Synopsis: In the wasteland of commercial culture that is future America, police are operated not by government but by private companies. In Seattle, that role is filled by Civil Protection, and Daniel Gray is a detective in Homicide Solutions. What used to be considered an important – even glamorous – department for public police is very different for the corporate species, and Gray finds himself stuck in a dead end job.
That is, until the Spine Thief arrives.
When a serial killer begins harvesting the spinal tissue of corporate employees all over the city, Detective Gray finds himself plunged into the first truly major case of his career. Caught in a dangerous mix of murder, betrayal and conflicting corporate interest, Gray will find himself not only matching wits with a diabolical murderer but grapple with his growing doubt toward his employers in the dawning months of the American tricentennial. A thrilling mystery set in the same world as the Wonderland Cycle, Bone Wires is a grim trip into the streets of the empty future
My Thoughts: This book is the sequel to Shadow of a Dead Star (review link here for places that support links). The first book is actually set two years after this one, which is set in 2076.

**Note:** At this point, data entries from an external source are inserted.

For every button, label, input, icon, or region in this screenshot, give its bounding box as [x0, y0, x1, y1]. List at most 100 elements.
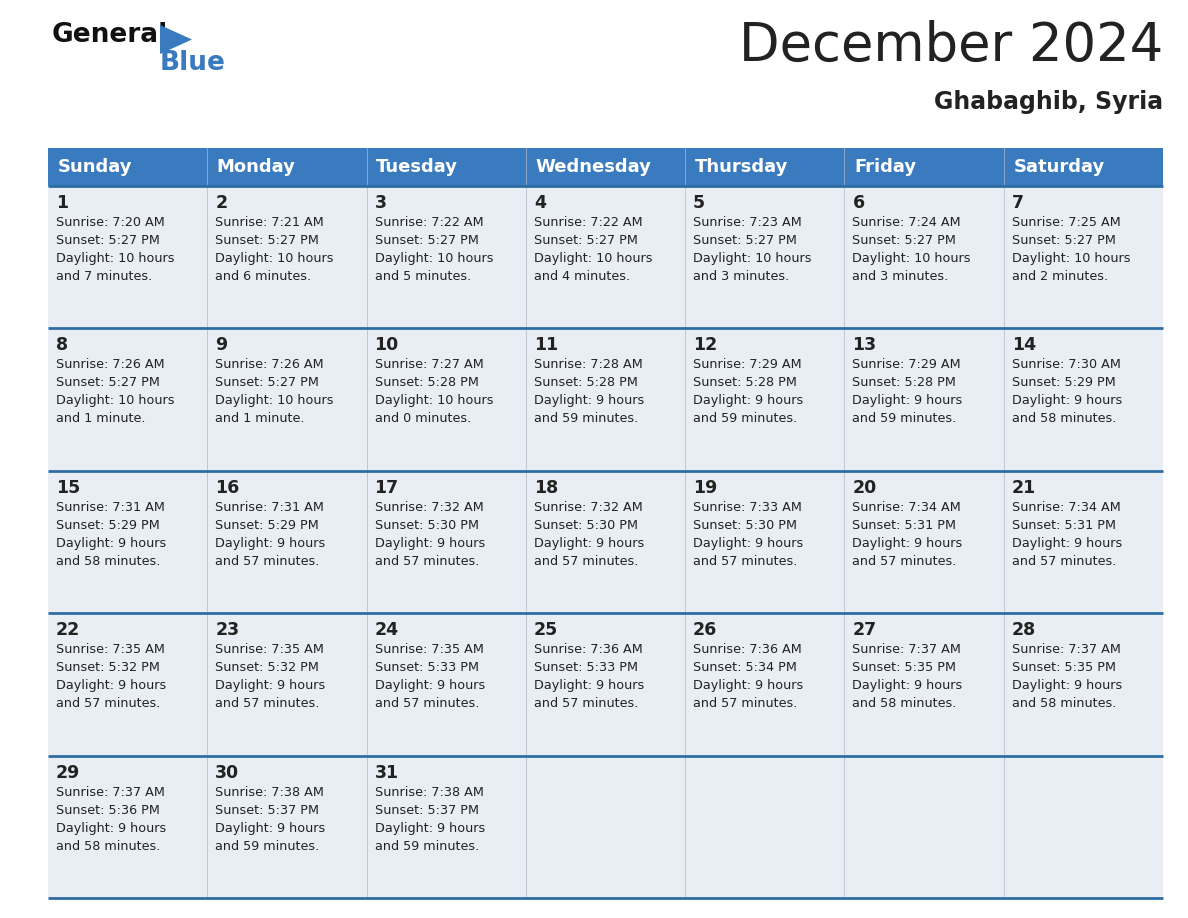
Text: Sunrise: 7:36 AM
Sunset: 5:33 PM
Daylight: 9 hours
and 57 minutes.: Sunrise: 7:36 AM Sunset: 5:33 PM Dayligh… — [533, 644, 644, 711]
Text: 7: 7 — [1012, 194, 1024, 212]
Text: 9: 9 — [215, 336, 227, 354]
Bar — [48, 186, 207, 329]
Bar — [207, 186, 367, 329]
Bar — [1004, 148, 1163, 186]
Bar — [367, 613, 526, 756]
Text: 23: 23 — [215, 621, 239, 639]
Text: 28: 28 — [1012, 621, 1036, 639]
Text: 29: 29 — [56, 764, 81, 781]
Text: 17: 17 — [374, 479, 399, 497]
Bar — [207, 471, 367, 613]
Bar — [207, 148, 367, 186]
Bar — [526, 148, 685, 186]
Text: Sunrise: 7:26 AM
Sunset: 5:27 PM
Daylight: 10 hours
and 1 minute.: Sunrise: 7:26 AM Sunset: 5:27 PM Dayligh… — [215, 358, 334, 425]
Text: Sunrise: 7:32 AM
Sunset: 5:30 PM
Daylight: 9 hours
and 57 minutes.: Sunrise: 7:32 AM Sunset: 5:30 PM Dayligh… — [533, 501, 644, 568]
Bar — [367, 186, 526, 329]
Text: Sunrise: 7:34 AM
Sunset: 5:31 PM
Daylight: 9 hours
and 57 minutes.: Sunrise: 7:34 AM Sunset: 5:31 PM Dayligh… — [1012, 501, 1121, 568]
Bar — [367, 756, 526, 898]
Text: Sunrise: 7:35 AM
Sunset: 5:32 PM
Daylight: 9 hours
and 57 minutes.: Sunrise: 7:35 AM Sunset: 5:32 PM Dayligh… — [56, 644, 166, 711]
Text: 12: 12 — [693, 336, 718, 354]
Text: Sunrise: 7:24 AM
Sunset: 5:27 PM
Daylight: 10 hours
and 3 minutes.: Sunrise: 7:24 AM Sunset: 5:27 PM Dayligh… — [853, 216, 971, 283]
Bar — [685, 613, 845, 756]
Text: 16: 16 — [215, 479, 240, 497]
Bar — [1004, 186, 1163, 329]
Bar — [526, 471, 685, 613]
Text: Sunrise: 7:35 AM
Sunset: 5:32 PM
Daylight: 9 hours
and 57 minutes.: Sunrise: 7:35 AM Sunset: 5:32 PM Dayligh… — [215, 644, 326, 711]
Text: 4: 4 — [533, 194, 545, 212]
Text: Sunrise: 7:38 AM
Sunset: 5:37 PM
Daylight: 9 hours
and 59 minutes.: Sunrise: 7:38 AM Sunset: 5:37 PM Dayligh… — [215, 786, 326, 853]
Text: Sunrise: 7:25 AM
Sunset: 5:27 PM
Daylight: 10 hours
and 2 minutes.: Sunrise: 7:25 AM Sunset: 5:27 PM Dayligh… — [1012, 216, 1130, 283]
Bar — [48, 471, 207, 613]
Text: Monday: Monday — [217, 158, 296, 176]
Bar — [367, 329, 526, 471]
Text: 31: 31 — [374, 764, 399, 781]
Polygon shape — [160, 25, 192, 54]
Bar — [685, 329, 845, 471]
Bar — [845, 186, 1004, 329]
Text: General: General — [52, 22, 169, 48]
Bar — [207, 613, 367, 756]
Bar — [1004, 329, 1163, 471]
Text: Sunrise: 7:23 AM
Sunset: 5:27 PM
Daylight: 10 hours
and 3 minutes.: Sunrise: 7:23 AM Sunset: 5:27 PM Dayligh… — [693, 216, 811, 283]
Text: Thursday: Thursday — [695, 158, 788, 176]
Text: 20: 20 — [853, 479, 877, 497]
Bar — [526, 329, 685, 471]
Text: 5: 5 — [693, 194, 706, 212]
Text: 19: 19 — [693, 479, 718, 497]
Text: 21: 21 — [1012, 479, 1036, 497]
Text: Ghabaghib, Syria: Ghabaghib, Syria — [934, 90, 1163, 114]
Text: Sunrise: 7:37 AM
Sunset: 5:36 PM
Daylight: 9 hours
and 58 minutes.: Sunrise: 7:37 AM Sunset: 5:36 PM Dayligh… — [56, 786, 166, 853]
Bar — [845, 756, 1004, 898]
Text: 14: 14 — [1012, 336, 1036, 354]
Text: Sunrise: 7:35 AM
Sunset: 5:33 PM
Daylight: 9 hours
and 57 minutes.: Sunrise: 7:35 AM Sunset: 5:33 PM Dayligh… — [374, 644, 485, 711]
Text: Sunrise: 7:21 AM
Sunset: 5:27 PM
Daylight: 10 hours
and 6 minutes.: Sunrise: 7:21 AM Sunset: 5:27 PM Dayligh… — [215, 216, 334, 283]
Text: Sunrise: 7:26 AM
Sunset: 5:27 PM
Daylight: 10 hours
and 1 minute.: Sunrise: 7:26 AM Sunset: 5:27 PM Dayligh… — [56, 358, 175, 425]
Bar — [367, 148, 526, 186]
Text: 6: 6 — [853, 194, 865, 212]
Bar — [845, 471, 1004, 613]
Bar — [207, 756, 367, 898]
Bar — [1004, 756, 1163, 898]
Text: 25: 25 — [533, 621, 558, 639]
Text: Friday: Friday — [854, 158, 916, 176]
Text: Wednesday: Wednesday — [536, 158, 651, 176]
Text: Sunrise: 7:29 AM
Sunset: 5:28 PM
Daylight: 9 hours
and 59 minutes.: Sunrise: 7:29 AM Sunset: 5:28 PM Dayligh… — [693, 358, 803, 425]
Text: 3: 3 — [374, 194, 386, 212]
Text: Sunday: Sunday — [57, 158, 132, 176]
Text: Sunrise: 7:34 AM
Sunset: 5:31 PM
Daylight: 9 hours
and 57 minutes.: Sunrise: 7:34 AM Sunset: 5:31 PM Dayligh… — [853, 501, 962, 568]
Text: Blue: Blue — [160, 50, 226, 76]
Text: Sunrise: 7:27 AM
Sunset: 5:28 PM
Daylight: 10 hours
and 0 minutes.: Sunrise: 7:27 AM Sunset: 5:28 PM Dayligh… — [374, 358, 493, 425]
Bar — [685, 756, 845, 898]
Bar — [526, 613, 685, 756]
Bar — [685, 186, 845, 329]
Text: 22: 22 — [56, 621, 81, 639]
Text: 8: 8 — [56, 336, 68, 354]
Bar — [685, 471, 845, 613]
Text: December 2024: December 2024 — [739, 20, 1163, 72]
Text: Sunrise: 7:22 AM
Sunset: 5:27 PM
Daylight: 10 hours
and 4 minutes.: Sunrise: 7:22 AM Sunset: 5:27 PM Dayligh… — [533, 216, 652, 283]
Text: 26: 26 — [693, 621, 718, 639]
Text: Sunrise: 7:38 AM
Sunset: 5:37 PM
Daylight: 9 hours
and 59 minutes.: Sunrise: 7:38 AM Sunset: 5:37 PM Dayligh… — [374, 786, 485, 853]
Text: Sunrise: 7:32 AM
Sunset: 5:30 PM
Daylight: 9 hours
and 57 minutes.: Sunrise: 7:32 AM Sunset: 5:30 PM Dayligh… — [374, 501, 485, 568]
Bar — [845, 613, 1004, 756]
Text: Sunrise: 7:22 AM
Sunset: 5:27 PM
Daylight: 10 hours
and 5 minutes.: Sunrise: 7:22 AM Sunset: 5:27 PM Dayligh… — [374, 216, 493, 283]
Text: Sunrise: 7:36 AM
Sunset: 5:34 PM
Daylight: 9 hours
and 57 minutes.: Sunrise: 7:36 AM Sunset: 5:34 PM Dayligh… — [693, 644, 803, 711]
Bar — [48, 756, 207, 898]
Text: Sunrise: 7:29 AM
Sunset: 5:28 PM
Daylight: 9 hours
and 59 minutes.: Sunrise: 7:29 AM Sunset: 5:28 PM Dayligh… — [853, 358, 962, 425]
Text: Sunrise: 7:31 AM
Sunset: 5:29 PM
Daylight: 9 hours
and 58 minutes.: Sunrise: 7:31 AM Sunset: 5:29 PM Dayligh… — [56, 501, 166, 568]
Text: Sunrise: 7:30 AM
Sunset: 5:29 PM
Daylight: 9 hours
and 58 minutes.: Sunrise: 7:30 AM Sunset: 5:29 PM Dayligh… — [1012, 358, 1121, 425]
Text: 2: 2 — [215, 194, 227, 212]
Bar — [367, 471, 526, 613]
Text: 15: 15 — [56, 479, 81, 497]
Text: 13: 13 — [853, 336, 877, 354]
Text: Sunrise: 7:28 AM
Sunset: 5:28 PM
Daylight: 9 hours
and 59 minutes.: Sunrise: 7:28 AM Sunset: 5:28 PM Dayligh… — [533, 358, 644, 425]
Text: 10: 10 — [374, 336, 399, 354]
Bar — [1004, 613, 1163, 756]
Text: Sunrise: 7:20 AM
Sunset: 5:27 PM
Daylight: 10 hours
and 7 minutes.: Sunrise: 7:20 AM Sunset: 5:27 PM Dayligh… — [56, 216, 175, 283]
Text: Sunrise: 7:33 AM
Sunset: 5:30 PM
Daylight: 9 hours
and 57 minutes.: Sunrise: 7:33 AM Sunset: 5:30 PM Dayligh… — [693, 501, 803, 568]
Text: 18: 18 — [533, 479, 558, 497]
Text: Tuesday: Tuesday — [377, 158, 459, 176]
Text: Sunrise: 7:37 AM
Sunset: 5:35 PM
Daylight: 9 hours
and 58 minutes.: Sunrise: 7:37 AM Sunset: 5:35 PM Dayligh… — [1012, 644, 1121, 711]
Bar — [845, 329, 1004, 471]
Bar — [48, 613, 207, 756]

I should point out that galleys – even e-galleys – are usually uncorrected proofs, so hopefully this will be fixed in the final copy, but Angie’s eyes kept changing color: first green, then blue, then green again, then blue again... There were also a lot of missing words – mostly “a” and “the” and things like that, but it still broke up the flow a bit.

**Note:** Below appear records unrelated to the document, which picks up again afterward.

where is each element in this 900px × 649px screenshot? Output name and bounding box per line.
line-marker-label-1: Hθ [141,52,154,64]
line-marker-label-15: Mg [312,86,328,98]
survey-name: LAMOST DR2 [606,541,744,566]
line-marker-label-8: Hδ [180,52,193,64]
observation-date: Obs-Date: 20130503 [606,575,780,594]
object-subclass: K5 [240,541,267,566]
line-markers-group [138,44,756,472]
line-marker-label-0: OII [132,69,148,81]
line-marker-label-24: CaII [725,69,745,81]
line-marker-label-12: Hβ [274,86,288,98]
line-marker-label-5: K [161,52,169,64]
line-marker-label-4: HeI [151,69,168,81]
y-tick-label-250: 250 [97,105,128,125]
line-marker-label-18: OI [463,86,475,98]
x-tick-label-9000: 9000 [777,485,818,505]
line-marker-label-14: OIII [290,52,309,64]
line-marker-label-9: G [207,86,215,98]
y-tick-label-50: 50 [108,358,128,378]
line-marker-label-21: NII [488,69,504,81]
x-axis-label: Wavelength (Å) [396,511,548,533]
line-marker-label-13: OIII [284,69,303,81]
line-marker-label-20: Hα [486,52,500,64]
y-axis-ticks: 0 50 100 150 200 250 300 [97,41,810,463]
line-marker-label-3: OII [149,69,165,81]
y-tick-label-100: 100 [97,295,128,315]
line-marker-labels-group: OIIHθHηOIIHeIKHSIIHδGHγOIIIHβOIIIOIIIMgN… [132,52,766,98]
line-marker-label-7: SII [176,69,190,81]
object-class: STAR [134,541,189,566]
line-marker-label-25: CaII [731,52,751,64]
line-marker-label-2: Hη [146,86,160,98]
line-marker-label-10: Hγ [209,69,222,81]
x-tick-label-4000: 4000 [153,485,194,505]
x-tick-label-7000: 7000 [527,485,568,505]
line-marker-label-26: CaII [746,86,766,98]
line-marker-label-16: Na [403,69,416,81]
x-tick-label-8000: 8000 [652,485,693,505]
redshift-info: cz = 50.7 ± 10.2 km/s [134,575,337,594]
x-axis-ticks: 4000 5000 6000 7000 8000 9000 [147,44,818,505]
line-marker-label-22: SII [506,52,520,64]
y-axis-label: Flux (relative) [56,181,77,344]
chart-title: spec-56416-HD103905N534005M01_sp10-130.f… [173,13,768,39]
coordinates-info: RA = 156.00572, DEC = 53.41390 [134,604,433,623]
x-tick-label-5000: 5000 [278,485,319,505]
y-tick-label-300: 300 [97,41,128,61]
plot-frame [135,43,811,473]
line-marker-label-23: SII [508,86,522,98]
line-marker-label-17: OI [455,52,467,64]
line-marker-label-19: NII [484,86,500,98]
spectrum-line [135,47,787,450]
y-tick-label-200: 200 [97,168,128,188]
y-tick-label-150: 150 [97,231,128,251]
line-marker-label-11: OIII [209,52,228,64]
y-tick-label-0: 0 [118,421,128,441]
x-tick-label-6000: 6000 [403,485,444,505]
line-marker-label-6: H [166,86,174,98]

There was one scene that really bothered me – Dan, the main guy, had a run-in with a Pacification officer who was a serious racist. Dan was thinking to himself how ironic it was that this officer, who was a homosexual, was no longer under stigma for this, yet was a racist – it just felt like “ZOMG look at us, we’re so advanced now that our homosexuals are racist!” It felt... I guess, pushed.

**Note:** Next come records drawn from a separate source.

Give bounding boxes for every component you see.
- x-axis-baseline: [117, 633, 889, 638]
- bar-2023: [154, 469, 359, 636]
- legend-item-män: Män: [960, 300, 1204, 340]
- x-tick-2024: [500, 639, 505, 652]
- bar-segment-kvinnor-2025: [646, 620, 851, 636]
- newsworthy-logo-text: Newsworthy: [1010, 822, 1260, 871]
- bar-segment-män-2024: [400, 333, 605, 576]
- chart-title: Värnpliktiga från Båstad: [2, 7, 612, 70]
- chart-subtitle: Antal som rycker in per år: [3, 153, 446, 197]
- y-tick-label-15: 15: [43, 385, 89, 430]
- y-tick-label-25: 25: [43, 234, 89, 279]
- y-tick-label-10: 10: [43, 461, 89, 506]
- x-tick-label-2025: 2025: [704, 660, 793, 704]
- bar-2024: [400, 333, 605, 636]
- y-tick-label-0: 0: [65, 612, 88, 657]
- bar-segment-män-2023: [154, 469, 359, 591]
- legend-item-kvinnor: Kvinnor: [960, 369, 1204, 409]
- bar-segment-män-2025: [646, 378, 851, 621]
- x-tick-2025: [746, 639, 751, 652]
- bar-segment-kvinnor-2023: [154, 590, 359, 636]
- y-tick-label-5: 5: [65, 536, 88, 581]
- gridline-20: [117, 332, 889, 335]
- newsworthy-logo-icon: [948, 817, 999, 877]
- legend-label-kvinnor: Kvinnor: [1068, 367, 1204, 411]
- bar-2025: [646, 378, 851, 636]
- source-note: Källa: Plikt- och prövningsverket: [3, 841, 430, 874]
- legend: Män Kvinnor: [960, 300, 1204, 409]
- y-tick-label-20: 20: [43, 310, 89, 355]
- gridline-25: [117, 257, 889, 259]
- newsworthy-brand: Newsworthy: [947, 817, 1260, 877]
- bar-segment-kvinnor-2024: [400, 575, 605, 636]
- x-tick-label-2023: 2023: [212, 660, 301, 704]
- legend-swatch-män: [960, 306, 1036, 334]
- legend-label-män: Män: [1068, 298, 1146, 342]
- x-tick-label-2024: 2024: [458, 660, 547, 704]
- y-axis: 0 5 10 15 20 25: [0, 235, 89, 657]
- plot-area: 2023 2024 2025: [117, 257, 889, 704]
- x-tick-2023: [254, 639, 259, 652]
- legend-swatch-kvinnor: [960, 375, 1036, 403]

Now you would think with all this complaining I didn’t like it, but that would be wrong. I actually did like it – much better than the first one, which I had a very difficult time finishing. I’m really not certain why I had a difficult time with the first one but enjoyed this one. A lot of it had to do with phrases like “a look that would have shamed a cat with its sheer lack of approval” or “matching the Iceman act with the power of Like-I-Give-A-F***”. Dan is also a great character, and the reader gets a really good feel for him. I enjoyed the character interactions and thought the writer did a great job of keeping us in the dark about the secret behind everything until the denouement.
So, fans of police procedurals set in a futuristic world should enjoy this, as well as those who enjoyed the previous book in this set.